Immunreaktion bekanntermaßen schwach

„Bei Grippe- oder Heptatitisimpfungen weiß man, dass etwa 50 Prozent mit Antikörpern respondieren, ungefähr in der gleichen Dimension ist die Impfantwort auf diese Covid-mRNA-Impfungen“, so Oberbauer. Etwa die Hälfte habe nach der zweiten Impfung nachweisbare Antikörper im Blut. Die Impfung sei sicher für diese Patienten, sagt Oberbauer, die Antikörperproduktion aber mitunter eingeschränkt. „Was aber nicht mit Impfschutz gleichzusetzen ist, weil das Immunsystem natürlich viel komplizierter ist“, so der Internist.

Habe man neutralisierende Antikörper im Blut, sei die Chance natürlich höher, dass die Impfung funktioniert habe. Man beobachte auch, dass sich einige immunsupprimierte Patientinnen und -patienten trotz Impfung mit Sars-CoV-2 infizierten, sagt Oberbauer. „Bei den Patienten, die ich übersehe, war der Verlauf moderat-mild“, so der Internist. Erfahrungen, die sich auch mit publizierten Fallberichten aus den USA decken.

Mutation könnten leichter entstehen

Auch in den USA gibt es erste Ergebnisse zur Wirkung der beiden zugelassenen mRNA-Impfstoffe bei Empfängern von Spenderorganen mit immunsupprimierender Therapie. Der Transplantationsmediziner Brian Boyarsky leitete eine solche Studie an der Johns Hopkins University, die im Journal of the American Medical Association publiziert wurde. Für die Studie wurden mehr als 430 Organempfängerinnen und -empfänger begleitet, von denen nur 17 Prozent Antikörper gegen das Coronavirus nach der ersten Impfung mit einem mRNA-Impfstoff entwickelten.

„In der Kontrollgruppe mit intaktem Immunsystem entwickelten 100 Prozent der Geimpften Antikörper nach der ersten Dosis“, so Boyarsky gegenüber science.ORF.at. Diese Ergebnisse seien in zweierlei Hinsicht bedenklich, sagt Boyarsky. Erstens zählten Menschen mit einem geschwächten Immunsystem zu den Covid-Hochrisikogruppen und ein Impfschutz für sie wäre wichtig. Andererseits könnten gerade bei diesen Patientinnen und Patienten neue Virusmutationen entstehen, gegen die die vorhandenen Impfstoffe keinen Schutz bieten.

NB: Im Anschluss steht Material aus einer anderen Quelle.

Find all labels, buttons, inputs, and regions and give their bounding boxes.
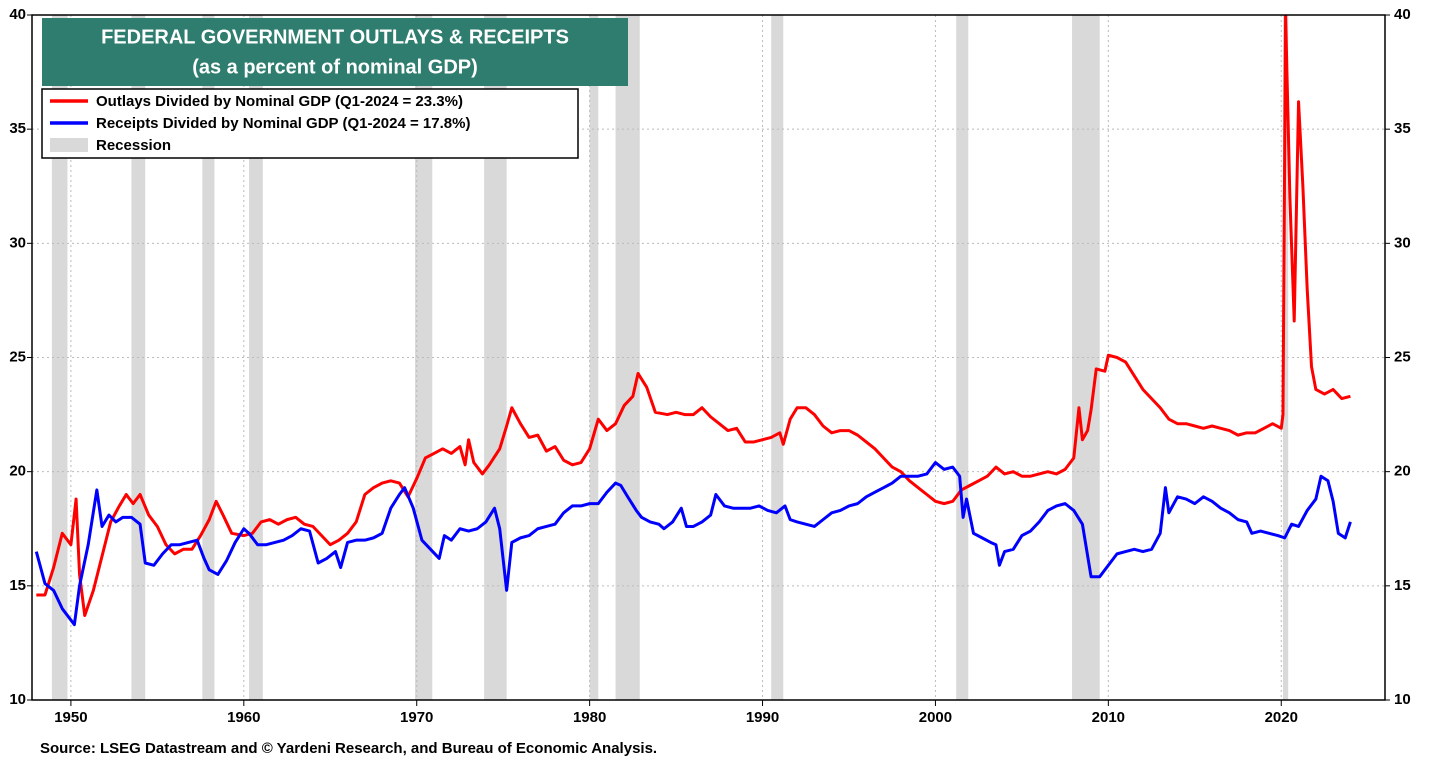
recession-band [248,15,263,700]
legend-box [41,88,579,159]
recession-band [51,15,68,700]
legend-label: Recession [96,137,171,154]
x-tick-label: 2010 [1092,709,1125,726]
legend-label: Outlays Divided by Nominal GDP (Q1-2024 … [96,93,463,110]
series-line [34,461,1352,627]
y2-tick-label: 35 [1394,120,1411,137]
lines [34,15,1352,627]
legend-swatch [50,138,88,152]
y2-tick-label: 20 [1394,463,1411,480]
y2-tick-label: 40 [1394,6,1411,23]
x-tick-label: 1950 [54,709,87,726]
y-tick-label: 20 [9,463,26,480]
y-tick-label: 40 [9,6,26,23]
x-tick-label: 2000 [919,709,952,726]
x-tick-label: 1980 [573,709,606,726]
x-tick-label: 1970 [400,709,433,726]
y-tick-label: 15 [9,577,26,594]
y2-tick-label: 10 [1394,691,1411,708]
recession-band [1072,15,1100,700]
legend: Outlays Divided by Nominal GDP (Q1-2024 … [41,88,579,159]
y-tick-label: 35 [9,120,26,137]
legend-label: Receipts Divided by Nominal GDP (Q1-2024… [96,115,470,132]
source-note: Source: LSEG Datastream and © Yardeni Re… [40,740,657,757]
y-tick-label: 30 [9,234,26,251]
x-tick-label: 2020 [1265,709,1298,726]
y-tick-label: 10 [9,691,26,708]
y2-tick-label: 30 [1394,234,1411,251]
y-tick-label: 25 [9,348,26,365]
recession-band [1282,15,1289,700]
chart-subtitle: (as a percent of nominal GDP) [192,56,478,78]
chart-title: FEDERAL GOVERNMENT OUTLAYS & RECEIPTS [101,26,569,48]
y2-tick-label: 25 [1394,348,1411,365]
plot-frame [31,14,1386,701]
series-line [36,15,1351,618]
y2-tick-label: 15 [1394,577,1411,594]
title-box [42,18,628,86]
x-tick-label: 1960 [227,709,260,726]
x-tick-label: 1990 [746,709,779,726]
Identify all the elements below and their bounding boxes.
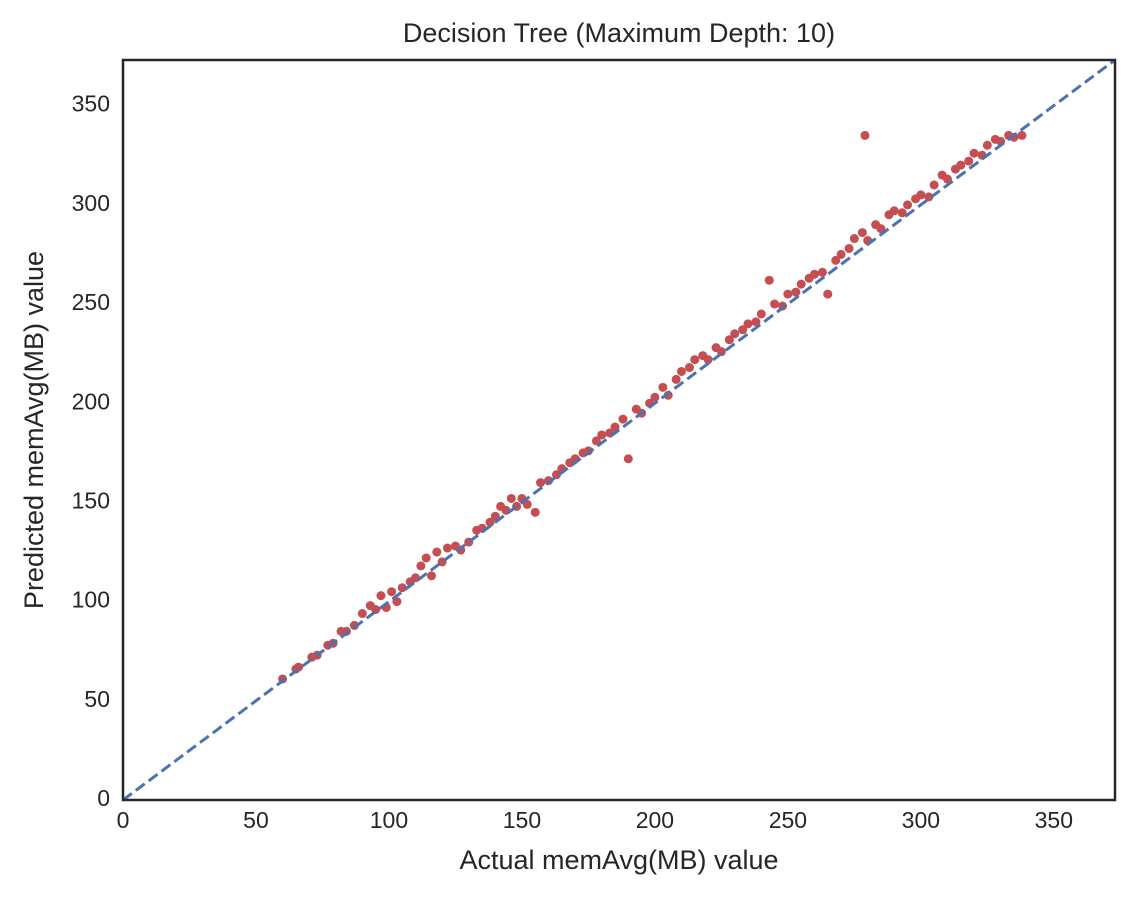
point: [791, 287, 801, 297]
x-tick-label: 50: [243, 807, 269, 833]
point: [730, 329, 740, 339]
point: [392, 597, 402, 607]
point: [522, 499, 532, 509]
point: [397, 583, 407, 593]
point: [536, 478, 546, 488]
x-tick-label: 100: [370, 807, 408, 833]
point: [929, 180, 939, 190]
point: [783, 289, 793, 299]
plot-frame: [121, 58, 1117, 802]
y-axis-label: Predicted memAvg(MB) value: [19, 251, 49, 609]
point: [817, 267, 827, 277]
point: [770, 299, 780, 309]
x-tick-label: 350: [1035, 807, 1073, 833]
x-axis-label: Actual memAvg(MB) value: [459, 845, 778, 875]
point: [823, 289, 833, 299]
point: [490, 511, 500, 521]
point: [387, 587, 397, 597]
point: [591, 436, 601, 446]
y-tick-label: 200: [72, 388, 110, 414]
x-tick-label: 300: [902, 807, 940, 833]
point: [809, 269, 819, 279]
point: [751, 317, 761, 327]
y-tick-label: 300: [72, 190, 110, 216]
x-tick-label: 250: [769, 807, 807, 833]
point: [924, 192, 934, 202]
point: [796, 279, 806, 289]
point: [724, 335, 734, 345]
x-tick-label: 200: [636, 807, 674, 833]
point: [964, 156, 974, 166]
point: [684, 363, 694, 373]
x-tick-label: 0: [117, 807, 130, 833]
point: [876, 224, 886, 234]
point: [416, 561, 426, 571]
point: [836, 249, 846, 259]
point: [618, 414, 628, 424]
point: [610, 422, 620, 432]
chart-title: Decision Tree (Maximum Depth: 10): [403, 18, 835, 48]
y-tick-label: 50: [84, 686, 110, 712]
y-tick-label: 100: [72, 587, 110, 613]
point: [597, 430, 607, 440]
point: [432, 547, 442, 557]
point: [897, 208, 907, 218]
point: [857, 228, 867, 238]
point: [889, 206, 899, 216]
point: [658, 382, 668, 392]
point: [1017, 130, 1027, 140]
point: [376, 591, 386, 601]
point: [738, 325, 748, 335]
point: [831, 255, 841, 265]
point: [916, 190, 926, 200]
reference-line: [122, 58, 1116, 802]
point: [756, 309, 766, 319]
point: [411, 573, 421, 583]
y-tick-label: 250: [72, 289, 110, 315]
point: [671, 374, 681, 384]
point: [743, 319, 753, 329]
point: [357, 609, 367, 619]
point: [506, 493, 516, 503]
point: [485, 517, 495, 527]
point: [849, 234, 859, 244]
point: [442, 543, 452, 553]
point: [530, 507, 540, 517]
point: [650, 392, 660, 402]
point: [623, 454, 633, 464]
y-tick-label: 150: [72, 487, 110, 513]
point: [860, 130, 870, 140]
y-tick-label: 0: [97, 785, 110, 811]
point: [982, 140, 992, 150]
x-tick-label: 150: [503, 807, 541, 833]
point: [942, 174, 952, 184]
point: [903, 200, 913, 210]
point: [956, 160, 966, 170]
point: [844, 243, 854, 253]
point: [690, 355, 700, 365]
point: [764, 275, 774, 285]
point: [349, 620, 359, 630]
point: [427, 571, 437, 581]
point: [969, 148, 979, 158]
point: [676, 366, 686, 376]
point: [703, 355, 713, 365]
point: [421, 553, 431, 563]
y-tick-label: 350: [72, 91, 110, 117]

Denn es konnte bereits gezeigt werden, dass das Sars-Coronavirus-2 in Menschen mit einem schwachen Immunsystem eher mutiert, wie wir auf science.ORF.at bereits berichtet haben.

Empfehlung: weiter vorsichtig sein

Die Forschung zur Wirkung der Impfungen bei Menschen mit einem geschwächten Immunsystem müsse deswegen unbedingt fortgesetzt werden, betont Boyarsky. Diesen Patienten empfiehlt er in jedem Fall, sich impfen zu lassen, man dürfe nach der Impfung aber nicht von einer Immunität ausgehen und müsse weiterhin vorsichtig sein. Vorsichtsmaßnahmen wie eine Maske zu tragen und Abstand zu halten, seien weiterhin wichtig, sagt der Transplantationsmediziner. Gleiches gilt für das Umfeld dieser Menschen, denn von einem hundertprozentigen Impfschutz kann nicht ausgegangen werden.